Summer is just such a wonderful time of year. The weather is warm and inviting, the birds are chirping and the flowers are blooming. Unfortunately with this lovely warm weather comes a barrage of skin both attractive and unattractive. In direct correlation to the temperature rise, the amount of clothing worn by many women and girls deceases, at an often alarming rate.
A few weeks ago at church I found myself sitting behind a beautiful young lady who was dressed in pajama pants and a spaghetti -strapped top that did not meet the top of her pants. She spent the entire Mass slouched in the pew picking her fingernails. Her long, fake fingernails. In spite of how annoying this was, I wasn’t really upset with the girl.
It was her mother I had the issue with.
I tend to be more formal when dressing myself and my family for Mass. My girls wear skirts and dresses and my boys wear khakis and collared shirts. No sneakers, jeans or t-shirts allowed. These rules won’t work for every family but I have made them work for mine. There are some rules that do work for every family though. In general if you wear it to the beach — don’t wear it to church, if you wear it to bed — don’t wear it to church and if you wear it to the gym — don’t wear it to church.
Here on Long Island, and I’m sure everywhere else in America, the first warm breeze blows and out come the belly buttons, upper thighs and undergarments as outer garments. I am frustrated beyond telling at the selection of clothing for girls in sizes as young as six that have less to do with enhancing their femininity and more to do with exposing flesh. This is annoying in the mall; it is outrageous in church.
We, as a society, are doing a terrible job at protecting our daughters’ virtue.
Yes, I said it. Virtue. Not a word you hear much when it comes to young women but one that needs to be shouted from the rooftops. Here is another one: Innocence. Protect their innocence. Our girls and, to a lesser extent, boys, are being subjected to a marketing strategy referred to as the “tweening of America”. The term “tween” refers to the ages from nine to twelve and Madison Avenue feels they have found a gold mine in this demographic. They seem to be right, as parents line up on Saturday morning at salons to pay $45 to have their ten-year-old daughters’ hair highlighted and their twelve-year-olds’ legs waxed. Eight is the new fifteen according to the New York Times. This is sheer insanity.
To dress a six-year-old as if she were seventeen deprives her of her childhood. To allow a seventeen-year-old to dress as if her body was little more than a vehicle to display the latest trend is to deprive her of her personhood. Little girls should be dressed like little girls. They should wear clothes that celebrate their little-girlhood and announce to the world that they are beautiful as children of God, not as living racks for designer labels. To allow a twelve-year-old to dress in a manner that can only be considered provocative is to put her very soul in jeopardy. She becomes an object to be desired and possibly she becomes an occasion of sin for the boys around her. There are some genies that cannot be put back into the bottle and allowing a very young girl to display herself in a revealing way is not something a parent can allow until the age of seventeen and then suddenly develop a no tolerance policy for that kind of wardrobe and the behavior that will accompany it.
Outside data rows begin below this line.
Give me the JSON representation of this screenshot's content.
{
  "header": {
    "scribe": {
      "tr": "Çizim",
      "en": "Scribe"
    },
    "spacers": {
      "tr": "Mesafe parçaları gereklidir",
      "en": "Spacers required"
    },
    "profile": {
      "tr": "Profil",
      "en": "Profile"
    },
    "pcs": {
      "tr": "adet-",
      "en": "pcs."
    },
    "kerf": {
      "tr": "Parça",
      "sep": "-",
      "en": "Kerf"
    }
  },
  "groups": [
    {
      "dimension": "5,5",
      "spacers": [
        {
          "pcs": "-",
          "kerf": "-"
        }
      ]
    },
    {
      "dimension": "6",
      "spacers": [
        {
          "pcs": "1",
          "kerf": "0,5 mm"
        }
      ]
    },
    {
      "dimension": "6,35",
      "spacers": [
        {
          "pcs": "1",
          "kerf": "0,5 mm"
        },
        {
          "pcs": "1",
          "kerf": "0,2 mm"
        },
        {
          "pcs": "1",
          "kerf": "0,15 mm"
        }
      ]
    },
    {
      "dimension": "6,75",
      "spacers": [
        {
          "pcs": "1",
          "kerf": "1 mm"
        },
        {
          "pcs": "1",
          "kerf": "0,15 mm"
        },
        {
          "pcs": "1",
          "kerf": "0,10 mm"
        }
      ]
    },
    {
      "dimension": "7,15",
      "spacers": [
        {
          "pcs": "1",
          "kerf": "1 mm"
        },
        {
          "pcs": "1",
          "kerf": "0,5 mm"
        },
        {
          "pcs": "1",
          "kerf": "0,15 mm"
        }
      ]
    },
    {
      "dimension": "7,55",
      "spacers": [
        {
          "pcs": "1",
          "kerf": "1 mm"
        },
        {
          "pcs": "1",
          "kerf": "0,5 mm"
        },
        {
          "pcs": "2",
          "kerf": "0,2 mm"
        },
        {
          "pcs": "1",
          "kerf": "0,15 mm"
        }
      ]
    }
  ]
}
Now before you all start emailing me, I am not suggesting that all the girls go Amish in their clothing choices. It is possible to be stylish, pretty and covered up. I know it is; I’ve seen it happen. Right here in my own home and in the homes of my friends. Pretty girls dressed in pretty clothes appropriate to their ages and covering everything that needs to be covered. Teaching your children modesty in their clothing and in their demeanor awakens them to the fact that they are spiritual beings, designed by God for good and holy reasons. It ingrains in them a respect for the human person and gives them a dignity which they will fight mightily to retain. It will give them armor to fight the war against chastity that society will draft them into at a ridiculously young age. A strong sense of modesty will teach your children that their bodies are sacred spaces not to be abused or treated ill. They will surround themselves with like-minded peers and you will find as they get older that their inclination will be to shun what is not modest and embrace what is.
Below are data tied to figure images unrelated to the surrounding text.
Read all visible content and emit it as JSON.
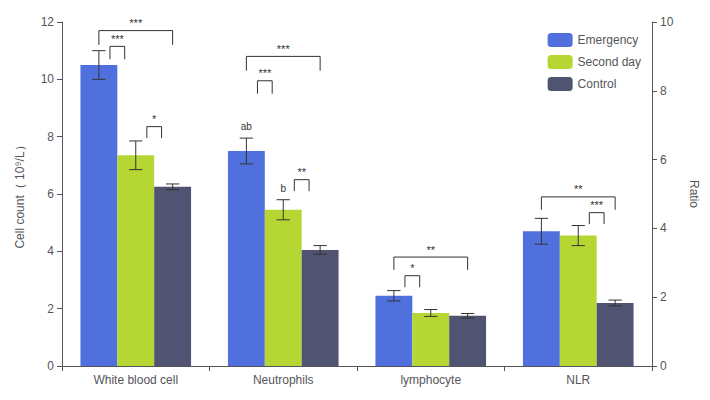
{
  "chart_data": {
    "type": "bar",
    "categories": [
      "White blood cell",
      "Neutrophils",
      "lymphocyte",
      "NLR"
    ],
    "series": [
      {
        "name": "Emergency",
        "values": [
          10.5,
          7.5,
          2.45,
          4.7
        ],
        "errors": [
          0.5,
          0.45,
          0.18,
          0.45
        ]
      },
      {
        "name": "Second day",
        "values": [
          7.35,
          5.45,
          1.85,
          4.55
        ],
        "errors": [
          0.5,
          0.35,
          0.12,
          0.35
        ]
      },
      {
        "name": "Control",
        "values": [
          6.25,
          4.05,
          1.75,
          2.2
        ],
        "errors": [
          0.1,
          0.15,
          0.08,
          0.1
        ]
      }
    ],
    "ylabel": "Cell count（ 10⁹/L）",
    "ylabel2": "Ratio",
    "ylim": [
      0,
      12
    ],
    "yticks": [
      0,
      2,
      4,
      6,
      8,
      10,
      12
    ],
    "y2lim": [
      0,
      10
    ],
    "y2ticks": [
      0,
      2,
      4,
      6,
      8,
      10
    ],
    "grid": false,
    "legend": "upper right",
    "annotations": [
      {
        "text": "***",
        "category": "White blood cell",
        "from": "Emergency",
        "to": "Control",
        "y_bottom": 11.2,
        "y": 11.7
      },
      {
        "text": "***",
        "category": "White blood cell",
        "from": "Emergency",
        "to": "Second day",
        "y_bottom": 10.7,
        "y": 11.15
      },
      {
        "text": "*",
        "category": "White blood cell",
        "from": "Second day",
        "to": "Control",
        "y_bottom": 7.95,
        "y": 8.35
      },
      {
        "text": "***",
        "category": "Neutrophils",
        "from": "Emergency",
        "to": "Control",
        "y_bottom": 10.3,
        "y": 10.8
      },
      {
        "text": "***",
        "category": "Neutrophils",
        "from": "Emergency",
        "to": "Second day",
        "y_bottom": 9.5,
        "y": 9.95
      },
      {
        "text": "**",
        "category": "Neutrophils",
        "from": "Second day",
        "to": "Control",
        "y_bottom": 6.1,
        "y": 6.5
      },
      {
        "text": "ab",
        "category": "Neutrophils",
        "series": "Emergency",
        "y": 8.1
      },
      {
        "text": "b",
        "category": "Neutrophils",
        "series": "Second day",
        "y": 5.95
      },
      {
        "text": "**",
        "category": "lymphocyte",
        "from": "Emergency",
        "to": "Control",
        "y_bottom": 3.35,
        "y": 3.8
      },
      {
        "text": "*",
        "category": "lymphocyte",
        "from": "Emergency",
        "to": "Second day",
        "y_bottom": 2.75,
        "y": 3.15
      },
      {
        "text": "**",
        "category": "NLR",
        "from": "Emergency",
        "to": "Control",
        "y_bottom": 5.45,
        "y": 5.9
      },
      {
        "text": "***",
        "category": "NLR",
        "from": "Second day",
        "to": "Control",
        "y_bottom": 4.95,
        "y": 5.35
      }
    ]
  }
}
The Vatican has the same concern for your children as God does. The value placed upon preserving their innocence cannot be underestimated. In the document The Truth and Meaning of Human Sexuality we find this admonition:
“Parents should politely but firmly exclude any attempts to violate children’s innocence because such attempts compromise the spiritual, moral, and emotional development of growing persons who have a right to their innocence” (TMHS N. 83, emphasis mine).
Your children are created in the image and likeness of God and when they behave immodestly and dress immodestly they outrage their very Creator. When they are in church they are in the very presence of Jesus Christ in the Holy Eucharist. Does He deserve less than what you would put them in to visit their grandparents or attend a birthday party?